Pemerintah menetapkan kebijakan ekspor komoditas sumber daya alam strategis wajib dilakukan sepenuhnya oleh BUMN ekspor paling lambat pada 1 Januari 2027. Kebijakan ini disampaikan Menko Bidang Perekonomian Airlangga Hartarto dalam acara Sosialisasi Tata Kelola Ekspor SDA Strategis di Jakarta pada Kamis (21/5), seperti dilansir dari Media Indonesia.
Penerapan aturan baru ini bakal berjalan secara bertahap melalui masa transisi yang dimulai pada 1 Juni hingga 31 Desember 2026. Pemerintah juga menjadwalkan proses evaluasi berkala dalam kurun waktu tiga bulan pertama, tepatnya sejak 1 Juni sampai 31 Agustus 2026.
Pada fase transisi tersebut, korporasi swasta masih diizinkan melakukan transaksi perdagangan langsung dengan pihak pembeli eksternal. Kendati demikian, seluruh aspek pengurusan dokumen ekspor sudah harus dialihkan dan diproses oleh BUMN ekspor.
"Namun dokumentasi ekspor sudah dilakukan oleh BUMN ekspor. Ini akan dilakukan periodisasi sampai dengan 31 Desember," kata Airlangga, Menko Bidang Perekonomian.
Setelah masa transisi selesai, fase kedua atau implementasi penuh akan langsung diberlakukan. Hak pengelolaan atas seluruh rantai transaksi ekspor, mulai dari kontrak kerja sama, pengiriman komoditas, hingga mekanisme pembayaran akan diambil alih sepenuhnya oleh BUMN ekspor.
"Kebijakan ini tentu tidak bisa berjalan tanpa adanya kerja sama (dunia usaha) dan pemerintah tidak membatasi ruang gerak dunia usaha. Pemerintah melakukan penataan agar kue ekonomi ini bisa dinikmati secara berselanjutan," papar Airlangga, Menko Bidang Perekonomian.
Airlangga menambahkan bahwa pelaku usaha diharapkan dapat menyesuaikan ikatan kontrak lama mereka selama periode peralihan berlangsung. Penataan ini sebelumnya telah berkekuatan hukum lewat penerbitan Peraturan Pemerintah mengenai Tata Kelola Ekspor Komoditas Sumber Daya Alam.

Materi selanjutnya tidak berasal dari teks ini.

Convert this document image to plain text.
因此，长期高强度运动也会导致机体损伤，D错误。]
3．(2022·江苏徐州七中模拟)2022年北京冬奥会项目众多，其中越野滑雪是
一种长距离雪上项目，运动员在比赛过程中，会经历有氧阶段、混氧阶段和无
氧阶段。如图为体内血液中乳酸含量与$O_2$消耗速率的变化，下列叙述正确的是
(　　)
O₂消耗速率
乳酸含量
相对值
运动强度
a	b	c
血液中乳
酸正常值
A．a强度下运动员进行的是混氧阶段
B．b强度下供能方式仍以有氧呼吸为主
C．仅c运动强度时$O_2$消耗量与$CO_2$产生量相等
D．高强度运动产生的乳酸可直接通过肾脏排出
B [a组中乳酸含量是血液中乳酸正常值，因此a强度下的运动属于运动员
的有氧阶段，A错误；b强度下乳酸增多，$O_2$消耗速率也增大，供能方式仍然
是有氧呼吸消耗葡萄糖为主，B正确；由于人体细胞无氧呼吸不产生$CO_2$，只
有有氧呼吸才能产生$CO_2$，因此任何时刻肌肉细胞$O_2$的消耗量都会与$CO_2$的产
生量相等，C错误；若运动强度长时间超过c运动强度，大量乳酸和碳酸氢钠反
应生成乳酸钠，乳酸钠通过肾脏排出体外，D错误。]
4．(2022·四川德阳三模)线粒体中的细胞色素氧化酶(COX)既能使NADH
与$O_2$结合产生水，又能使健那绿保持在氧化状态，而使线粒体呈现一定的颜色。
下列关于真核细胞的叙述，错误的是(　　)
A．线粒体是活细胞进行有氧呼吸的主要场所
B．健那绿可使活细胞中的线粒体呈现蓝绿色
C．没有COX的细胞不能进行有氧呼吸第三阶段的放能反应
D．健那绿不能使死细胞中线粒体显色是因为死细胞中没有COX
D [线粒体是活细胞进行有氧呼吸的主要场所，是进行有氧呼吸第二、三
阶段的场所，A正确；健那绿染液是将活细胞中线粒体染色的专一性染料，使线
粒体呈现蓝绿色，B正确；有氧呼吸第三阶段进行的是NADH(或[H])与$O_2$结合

"Tentunya kepada para pengusaha itu diminta untuk bisa juga mengatur periode transisi dan juga kontrak-kontrak itu untuk juga dilakukan penyesuaian," jelas Airlangga, Menko Bidang Perekonomian.

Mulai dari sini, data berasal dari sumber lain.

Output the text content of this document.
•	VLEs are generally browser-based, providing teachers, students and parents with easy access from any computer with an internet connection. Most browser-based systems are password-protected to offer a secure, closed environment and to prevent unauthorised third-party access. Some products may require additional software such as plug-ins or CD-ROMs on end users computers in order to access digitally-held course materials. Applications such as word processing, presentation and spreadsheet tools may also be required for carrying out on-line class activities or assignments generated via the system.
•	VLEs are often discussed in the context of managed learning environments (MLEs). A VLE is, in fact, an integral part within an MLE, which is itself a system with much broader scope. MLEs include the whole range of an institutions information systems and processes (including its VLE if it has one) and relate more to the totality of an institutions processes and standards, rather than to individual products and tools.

Berdasarkan regulasi tersebut, komoditas sda strategis seperti minyak kelapa sawit, batu bara, hingga paduan besi wajib diekspor melalui Danantara Sumber Daya Indonesia selaku BUMN ekspor. Langkah strategis ini diambil demi memperkuat sistem pengawasan devisa dan mengintegrasikan data perdagangan nasional.

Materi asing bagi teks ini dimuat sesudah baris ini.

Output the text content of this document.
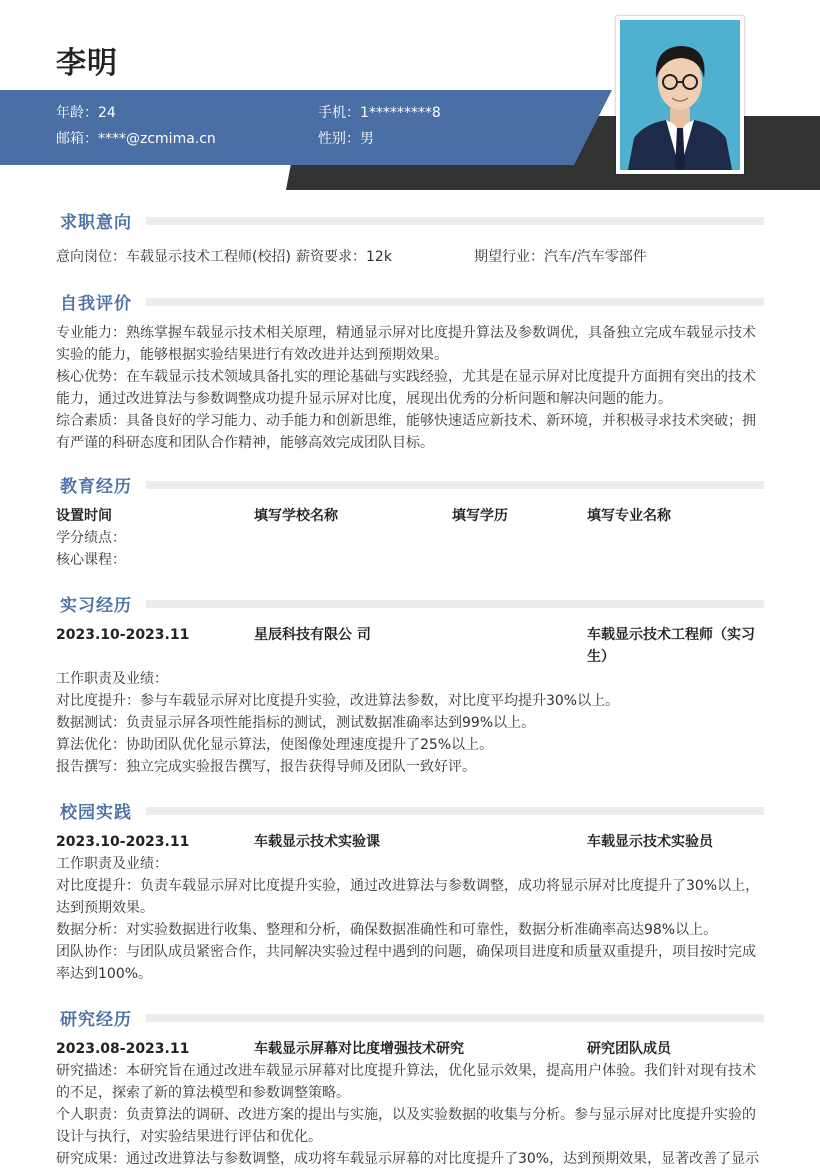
李明
年龄：24	手机：1*********8
邮箱：****@zcmima.cn	性别：男
求职意向
意向岗位：车载显示技术工程师(校招) 薪资要求：12k	期望行业：汽车/汽车零部件
自我评价
专业能力：熟练掌握车载显示技术相关原理，精通显示屏对比度提升算法及参数调优，具备独立完成车载显示技术
实验的能力，能够根据实验结果进行有效改进并达到预期效果。
核心优势：在车载显示技术领域具备扎实的理论基础与实践经验，尤其是在显示屏对比度提升方面拥有突出的技术
能力，通过改进算法与参数调整成功提升显示屏对比度，展现出优秀的分析问题和解决问题的能力。
综合素质：具备良好的学习能力、动手能力和创新思维，能够快速适应新技术、新环境，并积极寻求技术突破；拥
有严谨的科研态度和团队合作精神，能够高效完成团队目标。
教育经历
设置时间	填写学校名称	填写学历	填写专业名称
学分绩点：
核心课程：
实习经历
2023.10-2023.11	星辰科技有限公 司	车载显示技术工程师（实习
生）
工作职责及业绩：
对比度提升：参与车载显示屏对比度提升实验，改进算法参数，对比度平均提升30%以上。
数据测试：负责显示屏各项性能指标的测试，测试数据准确率达到99%以上。
算法优化：协助团队优化显示算法，使图像处理速度提升了25%以上。
报告撰写：独立完成实验报告撰写，报告获得导师及团队一致好评。
校园实践
2023.10-2023.11	车载显示技术实验课	车载显示技术实验员
工作职责及业绩：
对比度提升：负责车载显示屏对比度提升实验，通过改进算法与参数调整，成功将显示屏对比度提升了30%以上，
达到预期效果。
数据分析：对实验数据进行收集、整理和分析，确保数据准确性和可靠性，数据分析准确率高达98%以上。
团队协作：与团队成员紧密合作，共同解决实验过程中遇到的问题，确保项目进度和质量双重提升，项目按时完成
率达到100%。
研究经历
2023.08-2023.11	车载显示屏幕对比度增强技术研究	研究团队成员
研究描述：本研究旨在通过改进车载显示屏幕对比度提升算法，优化显示效果，提高用户体验。我们针对现有技术
的不足，探索了新的算法模型和参数调整策略。
个人职责：负责算法的调研、改进方案的提出与实施，以及实验数据的收集与分析。参与显示屏对比度提升实验的
设计与执行，对实验结果进行评估和优化。
研究成果：通过改进算法与参数调整，成功将车载显示屏幕的对比度提升了30%，达到预期效果，显著改善了显示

"Tujuannya untuk penguatan kontrol dan pengawasan atas ekspor dan devisa hasil ekspor atas komoditas SDA strategis, sehingga akan membangun validitas dan integrasi data perdagangan dan mengurangi atau menghilangkan trade misinvoicing," tegas Airlangga, Menko Bidang Perekonomian.